Fundamentally, though, these things are not inventions, but are discoveries. For the human "inventor", they did not come out of nothing at all, but were a harnessing of things that already existed. In the days when our ancestors did not have electricity, mobile phones or e-mail, the potential for such things were all still latent in the world around them - they just had not been harnessed.

The Big Question

So, is that all just luck? Our "gratitude" is misplaced - a false emotion? We should just be saying, "that's a stroke of fortune"? It is just a wonderful coincidence that such "blessings" (wrong word again!) just "happen" to exist?

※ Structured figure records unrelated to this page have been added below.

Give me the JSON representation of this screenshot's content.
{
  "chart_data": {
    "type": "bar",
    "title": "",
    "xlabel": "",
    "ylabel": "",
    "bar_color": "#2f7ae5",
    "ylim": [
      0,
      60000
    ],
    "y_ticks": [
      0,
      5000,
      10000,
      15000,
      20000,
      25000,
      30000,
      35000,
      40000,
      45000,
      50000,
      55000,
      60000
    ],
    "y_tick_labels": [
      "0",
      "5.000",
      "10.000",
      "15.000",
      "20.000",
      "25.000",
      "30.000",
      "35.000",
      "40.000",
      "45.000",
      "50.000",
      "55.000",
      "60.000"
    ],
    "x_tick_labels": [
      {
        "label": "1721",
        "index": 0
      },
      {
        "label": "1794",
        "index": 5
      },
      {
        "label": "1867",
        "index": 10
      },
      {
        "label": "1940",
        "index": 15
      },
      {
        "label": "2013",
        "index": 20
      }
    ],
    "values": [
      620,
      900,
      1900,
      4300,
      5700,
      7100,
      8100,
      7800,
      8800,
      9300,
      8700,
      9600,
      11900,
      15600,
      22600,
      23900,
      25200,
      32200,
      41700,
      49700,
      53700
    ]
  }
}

Such things are reasons why it's impossible to be a consistent atheist. To have to attribute these things, and many more besides, just to happy coincidence. Let's call it the "good-luck-of-the-gaps" explanation - denying the reality of God, who made all these things for our pleasure and his glory, we have to write off huge areas of human life as being mere fortune. An appeal to "luck", though, is not an actual explanation - it is a confession of ignorance. "Luck" is not a cause or a mechanism - it is a philosophical abstraction. Luck is not a person or mind, and cannot actually do anything.

Such things as the above also make it hard to be an inconsistent theist. By that I mean, acknowledging in our minds the reality of God, but failing to give him thanks or worship with our lives. Technology depends upon minds - human minds which piece it all together, understand it, and manufacture the wonderful little gadgets that result. Much more fundamentally, though, technology depends upon a divine mind. A divine mind, that constructed the creation where all those possibilities have lain latent until a spark of inspiration moved the human inventor to harness them. The enormous potential in the material world for technology speaks clearly of a divine mind behind it. A mind that made it all, and made us so that we might discover and harness it - and give him the praise. We, unless we totally refuse to think about these things, have a corresponding and correct sense that we ought to direct our gratitude and praise somewhere. That's a sense which shouldn't be suppressed, but yielded to.

Much better to live as a convinced worshipper. Or as the Psalmist wrote, 3000 years ago:

O LORD our Lord, how excellent is thy name in all the earth! who hast set thy glory above the heavens.

Out of the mouth of babes and sucklings hast thou ordained strength because of thine enemies, that thou mightest still the enemy and the avenger.

When I consider thy heavens, the work of thy fingers, the moon and the stars, which thou hast ordained;

What is man, that thou art mindful of him? and the son of man, that thou visitest him?

For thou hast made him a little lower than the angels, and hast crowned him with glory and honour.

Thou madest him to have dominion over the works of thy hands; thou hast put all things under his feet:

All sheep and oxen, yea, and the beasts of the field;

The fowl of the air, and the fish of the sea, and whatsoever passeth through the paths of the seas.

O LORD our Lord, how excellent is thy name in all the earth!

(Psalm 8)

1 comment:

steve said...

Hi David,

My late Aunt Grace (along with her husband) was a missionary to Kenya for 13 years (late 50s-60s, I believe).